Hrant Dink wanted nothing more than for his fellow Turkish citizens to understand the Armenians among them. He was a man who also had an understanding that a nation could not move forward until it had come to terms with its past. He spoke openly of the mass killings of Armenians at the beginning of the 20th century. His words, like the words of so many martyred Turkish journalists before him, caused anger and resulted in violence. 18 journalists in Turkey have been murdered in the past 15 years. The resulting outpouring of grief and anger within Turkey reveals a conflict within the fibers of this society, where people turn on one another, making casualties of people who did nothing more than to speak the truth with love, wishing for a better day for one’s children. There are two conflicting elements residing within Turkey today. One element of Turkish society is full of rage and anger. This element has become fanatic nationalists who rage against anything that that “insults Turkishness” or anything smacking of foreign influence. Our work here in Turkey has often fallen under the shadow of the sinister intentions of “The Missionaries” to dismember the Turkish state. This element is deeply suspicious of any citizens of minority communities, in particular the Armenians, Greeks, Kurds and Alevis. It takes a stance of defensiveness and is aggressive in dealing with those who are outspoken about human rights and freedom of speech.
The other element in Turkey longs for a nation that is progressive, economically sound, truly democratic, is at peace within itself, with its neighbors and with its history.

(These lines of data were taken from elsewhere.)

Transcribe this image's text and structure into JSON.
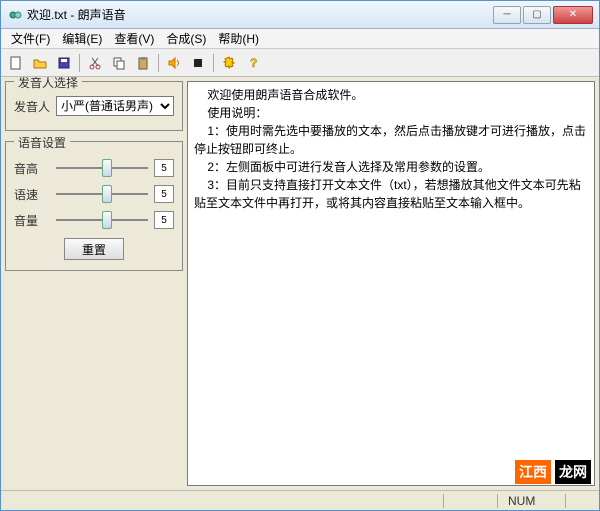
{
  "window": {
    "title": "欢迎.txt - 朗声语音"
  },
  "menu": {
    "file": "文件(F)",
    "edit": "编辑(E)",
    "view": "查看(V)",
    "synth": "合成(S)",
    "help": "帮助(H)"
  },
  "toolbar_icons": {
    "new": "new-file-icon",
    "open": "open-folder-icon",
    "save": "save-icon",
    "cut": "cut-icon",
    "copy": "copy-icon",
    "paste": "paste-icon",
    "speak": "speak-icon",
    "stop": "stop-icon",
    "settings": "settings-icon",
    "help": "help-icon"
  },
  "left": {
    "voice_group": "发音人选择",
    "voice_label": "发音人",
    "voice_selected": "小严(普通话男声)",
    "voice_options": [
      "小严(普通话男声)"
    ],
    "setting_group": "语音设置",
    "pitch_label": "音高",
    "speed_label": "语速",
    "volume_label": "音量",
    "pitch_value": "5",
    "speed_value": "5",
    "volume_value": "5",
    "reset": "重置"
  },
  "text_content": "    欢迎使用朗声语音合成软件。\n    使用说明：\n    1：使用时需先选中要播放的文本，然后点击播放键才可进行播放，点击停止按钮即可终止。\n    2：左侧面板中可进行发音人选择及常用参数的设置。\n    3：目前只支持直接打开文本文件（txt），若想播放其他文件文本可先粘贴至文本文件中再打开，或将其内容直接粘贴至文本输入框中。",
  "status": {
    "num": "NUM"
  },
  "watermark": {
    "a": "江西",
    "b": "龙网"
  },
  "colors": {
    "panel_bg": "#ece9d8",
    "border": "#7a7a7a",
    "titlebar_start": "#f0f6fc",
    "titlebar_end": "#d7e6f5"
  }
}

This is the group that poured on to the streets Friday night protesting the slaying of a prominent Turkish citizen who was an Armenian, who displayed courage and vision in trying to reconcile two communities that he loved. In their thousands people marched in protest from Taksim square to the offices of the Agos Newspaper shouting “We are all Hrant. We are all Armenians.” An Armenian commentator on the BBC said that she never thought she would see the day where a large group of Turks would be saying such a thing. But there they were, gathered at the spot where Hrant Dink was slain, in the rain. The newspapers the next day were full of praise for the man who only months ago was once again on trial due to Article 301 of the Turkish Penal Code making it a criminal offense to insult “Turkishness”.
Hrant deeply felt the pain all Armenians feel over the injustice of their past and the continual denial on the part of the Turkish state that nothing other than was really happened. Yet he desired reconciliation and dialogue. In an interview Hrant Dink gave to Evan Golder last year for the UCC News, he said in relation to history:
“We understand the trauma of those who work for an apology, but we have the wish to overcome this trauma. If an apology ever comes, it will come through dialogue with the Turks, not from political pressure. … One day, when we succeed in living together, then we will have peace. I do not expect anyone else to apologize. I am the owner of this great suffering and I can carry this burden of suffering by myself, even as Christ was willing to carry his own cross. Armenian churches have a spiritual role to play in this, in helping people to follow the teachings of Christ and not to be concerned about taking revenge.”
Each of us has a role to play within the Christian family and within the family of humanity. When one is joyful, we are all joyful. When one suffers, we all suffer. When one is loses their humanity, we all lose a bit of our humanity. In the words of the Agos Newspaper in its press release on Friday: “Condolences to all of those who still feel themselves to be human beings.”
The Lenten Season reminds us of another who was outspoken, who was empowered by the Spirit to preach the Good News and who was a victim of hatred, misunderstanding and violence. The last defense of those fearful ones who fight the unifying truth of God’s love is violence. The innocent ones are those who suffer the consequences. The world is full of the innocent ones who have been slain. May we not be deterred in our faith and in the belief that humankind can ultimately be united through love and respect for one another. Christ has Risen. He has risen indeed.
Selam and Shalom
Alison Stendahl serves as a missionary with the Near East Mission, Istanbul, Turkey. She is Academic Dean of and a math teacher at Uskudar American Academy in Istanbul Turkey.